Introduction To Strain & Strain Measurement
following is an extract from an article kindly provided by Acromag Inc, written
by one of their engineers, Bruce Cyburt. The article introduces the concept
of strain and strain measurement. The full article is available in
Please visit Acromag's website at www.acromag.com to obtain the latest information about their strain gauge related products.
Strain gauges are widely employed in sensors that detect and measure force and force-related parameters, such as torque, acceleration, pressure, and vibration. The strain gauge is the building block for strain sensors that often employ multiple strain gauges in their construction. A strain gauge will undergo a small mechanical deformation with an applied force that results in a small change in gauge resistance proportional to the applied force.

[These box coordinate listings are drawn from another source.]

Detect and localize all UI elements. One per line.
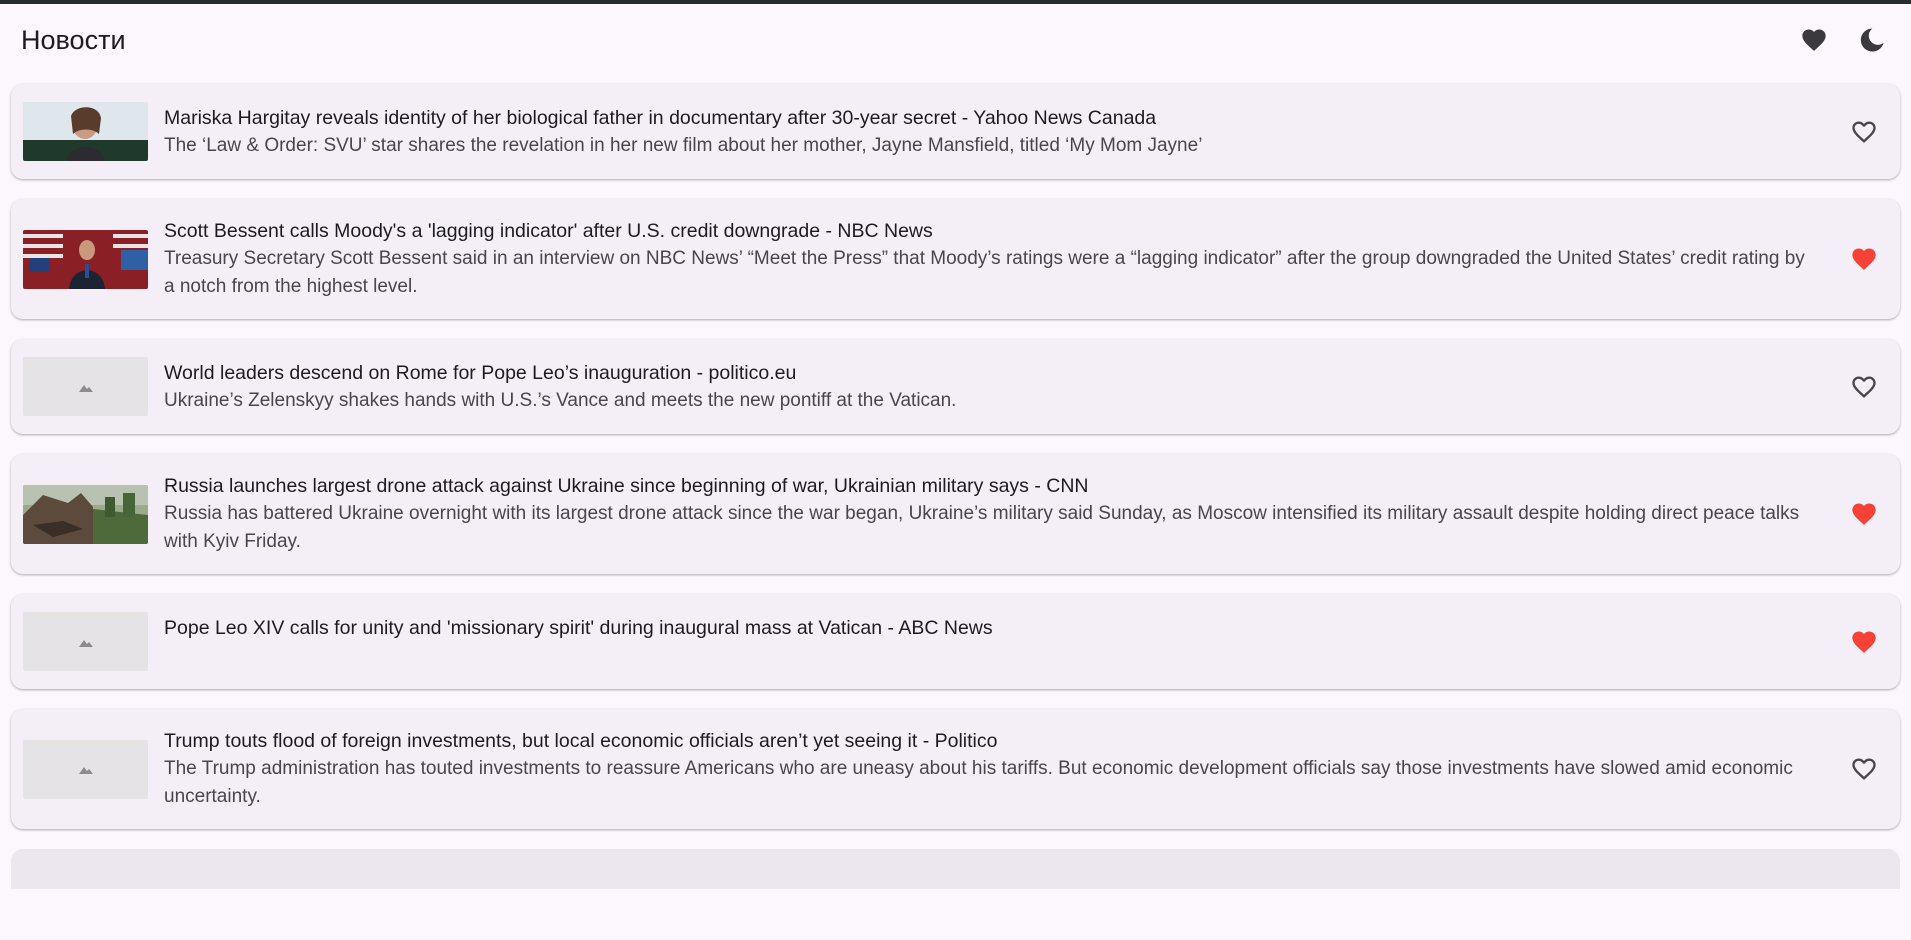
news-description: Russia has battered Ukraine overnight wi… — [164, 503, 1800, 552]
news-thumbnail-placeholder — [23, 739, 148, 799]
news-description: Treasury Secretary Scott Bessent said in… — [164, 248, 1805, 297]
favorite-button[interactable] — [1840, 108, 1888, 156]
favorite-button[interactable] — [1840, 235, 1888, 283]
news-text: Scott Bessent calls Moody's a 'lagging i… — [164, 217, 1840, 301]
heart-outline-icon — [1852, 121, 1876, 143]
page-title: Новости — [21, 24, 126, 55]
news-text: Mariska Hargitay reveals identity of her… — [164, 104, 1840, 160]
app-bar: Новости — [0, 4, 1911, 76]
image-placeholder-icon — [78, 767, 93, 774]
news-title: World leaders descend on Rome for Pope L… — [164, 361, 797, 384]
heart-filled-icon — [1852, 631, 1876, 653]
news-thumbnail-placeholder — [23, 357, 148, 416]
heart-outline-icon — [1852, 758, 1876, 780]
image-placeholder-icon — [78, 384, 93, 392]
news-text: Russia launches largest drone attack aga… — [164, 472, 1840, 556]
news-card[interactable]: Scott Bessent calls Moody's a 'lagging i… — [11, 199, 1900, 319]
favorite-button[interactable] — [1840, 745, 1888, 793]
app-bar-actions — [1796, 22, 1890, 58]
favorites-button[interactable] — [1796, 22, 1832, 58]
news-card[interactable]: Mariska Hargitay reveals identity of her… — [11, 84, 1900, 179]
news-thumbnail-placeholder — [23, 612, 148, 671]
news-title: Trump touts flood of foreign investments… — [164, 730, 998, 752]
news-description: The ‘Law & Order: SVU’ star shares the r… — [164, 134, 1203, 156]
news-description: The Trump administration has touted inve… — [164, 758, 1793, 807]
news-card[interactable]: World leaders descend on Rome for Pope L… — [11, 339, 1900, 434]
heart-filled-icon — [1852, 503, 1876, 525]
news-title: Scott Bessent calls Moody's a 'lagging i… — [164, 220, 933, 242]
heart-outline-icon — [1852, 376, 1876, 398]
news-text: World leaders descend on Rome for Pope L… — [164, 359, 1840, 415]
news-thumbnail — [23, 229, 148, 289]
news-thumbnail — [23, 484, 148, 544]
news-title: Mariska Hargitay reveals identity of her… — [164, 106, 1157, 129]
news-text: Trump touts flood of foreign investments… — [164, 727, 1840, 811]
heart-filled-icon — [1802, 29, 1826, 51]
image-placeholder-icon — [78, 639, 93, 647]
moon-icon — [1860, 28, 1884, 52]
news-title: Russia launches largest drone attack aga… — [164, 475, 1089, 497]
news-card[interactable]: Pope Leo XIV calls for unity and 'missio… — [11, 594, 1900, 689]
theme-toggle-button[interactable] — [1854, 22, 1890, 58]
news-card[interactable]: Trump touts flood of foreign investments… — [11, 709, 1900, 829]
heart-filled-icon — [1852, 248, 1876, 270]
favorite-button[interactable] — [1840, 363, 1888, 411]
news-list: Mariska Hargitay reveals identity of her… — [0, 76, 1911, 889]
news-thumbnail — [23, 102, 148, 161]
news-text: Pope Leo XIV calls for unity and 'missio… — [164, 614, 1840, 670]
news-card-partial[interactable] — [11, 849, 1900, 889]
favorite-button[interactable] — [1840, 490, 1888, 538]
news-card[interactable]: Russia launches largest drone attack aga… — [11, 454, 1900, 574]
news-title: Pope Leo XIV calls for unity and 'missio… — [164, 616, 993, 639]
favorite-button[interactable] — [1840, 618, 1888, 666]
news-description: Ukraine’s Zelenskyy shakes hands with U.… — [164, 389, 957, 411]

Because this change in resistance with applied force is so small, strain gauges are commonly wired using a Wheatstone Bridge. The resultant output voltage of the bridge is directly related to any imbalance between resistances in each leg of the bridge and the bridge excitation voltage. The output of the bridge is normally specified in terms of millivolts of output voltage per volt of applied excitation (mV/V), and this is usually referred to as its rated output or sensitivity.
The actual maximum or full-scale output of a strain gauge bridge at its full-rated load is the product of a bridge's sensitivity (mV/V) and the applied excitation voltage. This is referred to as the output span under full rated load. Strain is a measure of the deformation of a body when subject to an applied force. Specifically, strain (e) is the fractional change in dimension (length, width, or height) of a body when subject to a force along that dimension. That is: e = dL / L. Note that strain can be either positive (tensile), or negative (compressive).
Further, the magnitude of a strain measurement is typically very small and is often expressed as a whole number multiple of 10- 6, or microstrain (µe). In most cases, strain measurements are rarely encountered larger than a few millistrain (e * 10-3), or about 3000µe, except for high-elongation applications. When a body of material is subject to a force in one direction, a phenomenon referred to as Poisson's Strain causes the material to contract slightly in the transverse or perpendicular dimension. The magnitude of this contraction is a property of the material indicated by its Poisson's Ratio. The Poisson's Ratio is the negative ratio of the coincident compressive strain that occurs in the transverse direction (perpendicular to the applied force), to the strain in the axial direction (parallel to the applied force).
Strain gauges are devices that change resistance slightly in response to an applied strain. These devices typically consist of a very fine foil grid (or wire grid) that is bonded to a surface in the direction of the applied force. The cross-sectional area of this device is minimized to reduce the negative effect of the shear or PoissonÕs Strain. These devices are commonly referred to as bonded-metallic or bonded-resistance strain gauges. The foil grid is bonded to a thin backing material or carrier which is directly attached to the test body. As a result, the strain experienced by the test body is transferred directly to the foil grid of the strain gauge, which responds with a linear change (or nearly linear change) in electrical resistance. As you can surmise, the correct mounting of strain gauges is critical to their performance in ensuring that the applied strain of a material is accurately transferred through the adhesive and backing material, to the foil itself.
Most strain gauges have nominal resistance values that vary from 30 to 3000 ohm, with 120, 350, and 1000 ohm being the most common. The relationship between the resultant fractional change of gauge resistance to the applied strain (fractional change of length) is called the Gauge Factor (GF), or sensitivity to strain. Specifically, the Gauge Factor is the ratio of the fractional change in resistance to the strain: GF = (dR / R) / (dL / L) = (dR / R) /e
The Gauge Factor for metallic strain gauges is typically around 2.0. However, it is important to note that this ratio will vary slightly in most applications and a method of accounting for the effective Gauge Factor of a strain measurement system must be provided (see Instrument Gauge Factor). In the ideal sense, the resistance of a strain gauge should change only in response to the applied strain. Unfortunately, the strain gauge material, as well as the test material it is applied to, will expand or contract in response to changes in temperature. Strain gauge manufacturers attempt to minimize gauge sensitivity to temperature by design, selecting specific strain gauge materials for specific application materials.
Though minimized, the equivalent strain error due to the temperature coefficient of a material is still considerable and additional temperature compensation is usually required. Because strain measurement typically requires the detection of very small mechanical deformations, and small resistance changes, the resultant magnitude of most strain measurements in stress analysis applications is commonly between 2000 and 10000µe, and rarely larger than about 3000µe.